Wade was then selected by Byrd to take the role of chief scientist for his third Antarctic expedition. He was geologist with the Byrd Antarctic Expedition (1933-35), senior scientist at West Base of the U.S. Antarctic Service (USAS) (1939-41), and leader of two Texas Technological College (Texas Tech) Shackleton Glacier Parties (1962-63 and 1964-65) and Senior Scientist U.S. Antarctic Research Program (USARP), Marie Byrd Land Survey, 1966-67 and 1967-68. The Marie Byrd Land Survey was a complex operation involving fixed-wing and helicopter camps.

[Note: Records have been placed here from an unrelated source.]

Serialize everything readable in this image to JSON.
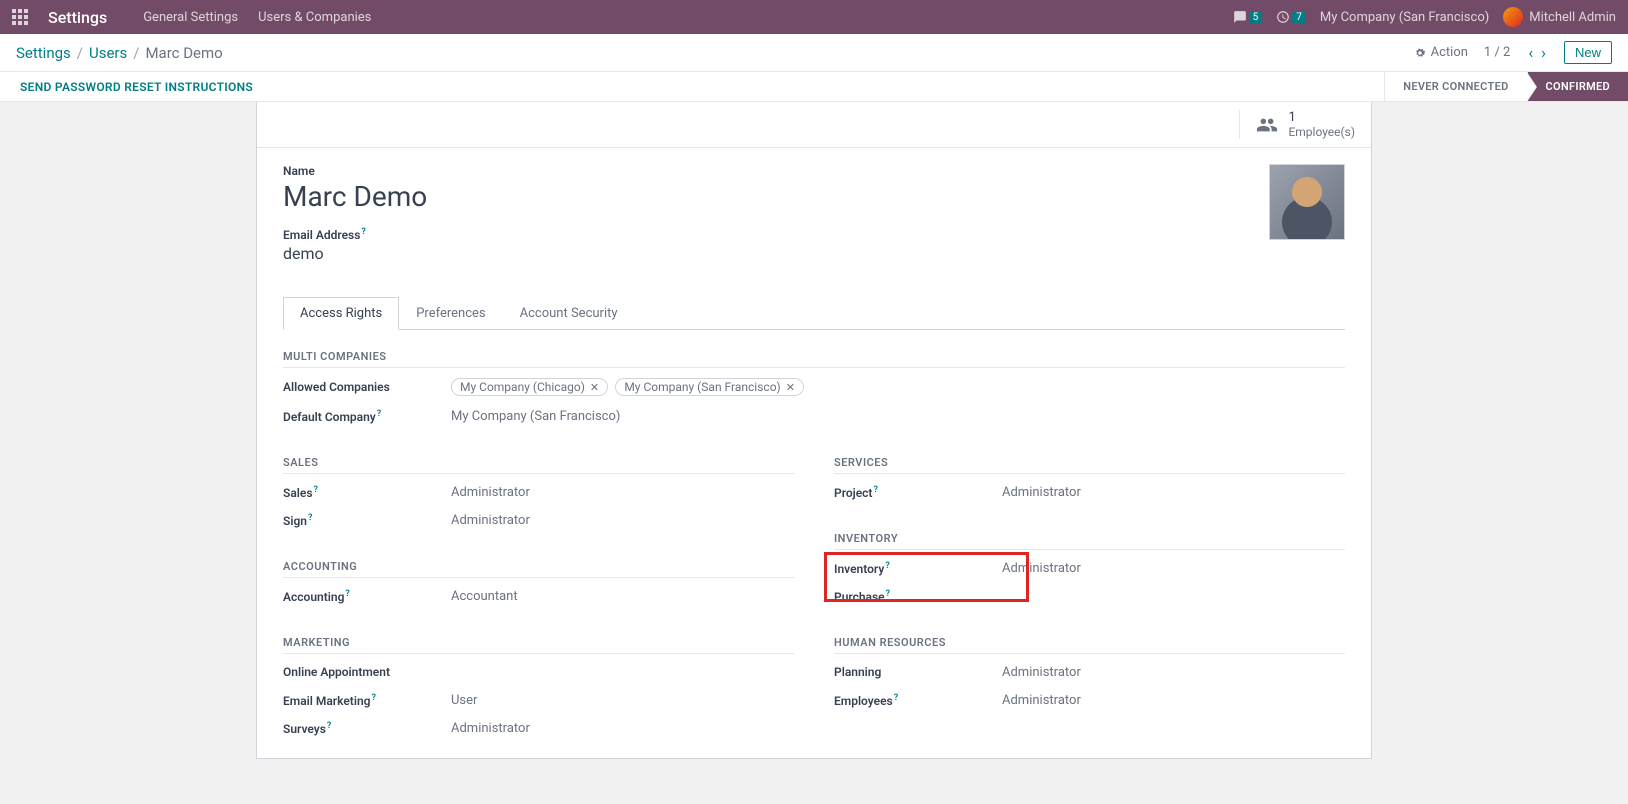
{
  "topbar": {
    "title": "Settings",
    "menu": [
      "General Settings",
      "Users & Companies"
    ],
    "messages_badge": "5",
    "activities_badge": "7",
    "company": "My Company (San Francisco)",
    "user": "Mitchell Admin"
  },
  "breadcrumb": {
    "items": [
      "Settings",
      "Users"
    ],
    "current": "Marc Demo"
  },
  "subbar": {
    "action": "Action",
    "pager": "1 / 2",
    "new_btn": "New"
  },
  "statusbar": {
    "action": "SEND PASSWORD RESET INSTRUCTIONS",
    "steps": [
      "NEVER CONNECTED",
      "CONFIRMED"
    ]
  },
  "employee_btn": {
    "count": "1",
    "label": "Employee(s)"
  },
  "form": {
    "name_label": "Name",
    "name_value": "Marc Demo",
    "email_label": "Email Address",
    "email_value": "demo",
    "tabs": [
      "Access Rights",
      "Preferences",
      "Account Security"
    ]
  },
  "sections": {
    "multi_companies": {
      "title": "MULTI COMPANIES",
      "allowed_label": "Allowed Companies",
      "allowed_tags": [
        "My Company (Chicago)",
        "My Company (San Francisco)"
      ],
      "default_label": "Default Company",
      "default_value": "My Company (San Francisco)"
    },
    "sales": {
      "title": "SALES",
      "rows": [
        {
          "label": "Sales",
          "value": "Administrator"
        },
        {
          "label": "Sign",
          "value": "Administrator"
        }
      ]
    },
    "services": {
      "title": "SERVICES",
      "rows": [
        {
          "label": "Project",
          "value": "Administrator"
        }
      ]
    },
    "accounting": {
      "title": "ACCOUNTING",
      "rows": [
        {
          "label": "Accounting",
          "value": "Accountant"
        }
      ]
    },
    "inventory": {
      "title": "INVENTORY",
      "rows": [
        {
          "label": "Inventory",
          "value": "Administrator"
        },
        {
          "label": "Purchase",
          "value": ""
        }
      ]
    },
    "marketing": {
      "title": "MARKETING",
      "rows": [
        {
          "label": "Online Appointment",
          "value": ""
        },
        {
          "label": "Email Marketing",
          "value": "User"
        },
        {
          "label": "Surveys",
          "value": "Administrator"
        }
      ]
    },
    "hr": {
      "title": "HUMAN RESOURCES",
      "rows": [
        {
          "label": "Planning",
          "value": "Administrator"
        },
        {
          "label": "Employees",
          "value": "Administrator"
        }
      ]
    }
  }
}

A major product of that project was a series of geologic and topographic maps of scale 1:250,000.

Wade was personally nominated for naming, by the U.S. Board of Geographic Names, several Antarctic mountains and ridges whilst he worked as leader of the Texas Tech Shackleton Glacier Party, 1962–63. These include:

  • Cathedral Peaks (84°44′S 175°40′W), a rugged mountain mass that Wade perceived to have spires, resembling a cathedral, when viewed from the Shackleton Glacier.
  • Lubbock Ridge (84°52′S 175°25′W), a high ridge around five nautical miles (9 km) long, which extends west from Mount Wade and terminates in a steep bluff at the east side of Shackleton Glacier. Wade named this ridge for Lubbock, where Texas Tech University is located.
  • Mount Kenyon (85°10′S 174°52′W) is a mountain, 2,260 meters (7,400 ft) high, which stands 1 nautical mile (2 km) northwest of Shenk Peak in the northern part of the Cumulus Hills. He named the mountain after Kenyon College, Ohio, which he had attended almost 30 years before the expedition."1

Geological and Petroleum Engineering Scholarship Recipient

From The Rainbow, Spring 1983, page 36:

Delta Tau Delta's 1982-1983 recipient of the $1,000 Geological and Petroleum Engineering Fund Scholarship is in his second semester of graduate work at Purdue. John P. McGinnis, who received his undergraduate degree at Purdue in 1982, also is a teaching assistant in an advanced geophysics course and beginning research for his thesis.

The scholarship, made possible by a $10,000 anonymous gift to the Delt Educational Fund, is administered through the Delta Tau Delta Educational Foundation, Inc. It was granted to Mr. McGinnis on the basis of undergraduate academic record, need and interest in a career area included In the donor's specifications. 

Mr. McGinnis's first-semester graduate school record easily justified his selection for the scholarship, which began with the opening of the academic year. In addition to serving as a teaching assistant for an introductory geophysics course, he received a 5.33 graduate index out of 6.00.

A former corresponding secretary for Gamma Lambda Chapter, McGinnis was involved in numerous geophysical research projects as an undergraduate. During his junior year, he was selected to travel to New Zealand and Antarctica, working for the U.S. Geological Survey on seismic reflection survey. Last summer, he worked for Union Oil Co. in California, taking part in gravity and magnetic interpretation.

McGinnis retired in 2021 after serving as president of Seneca Resources since 2016.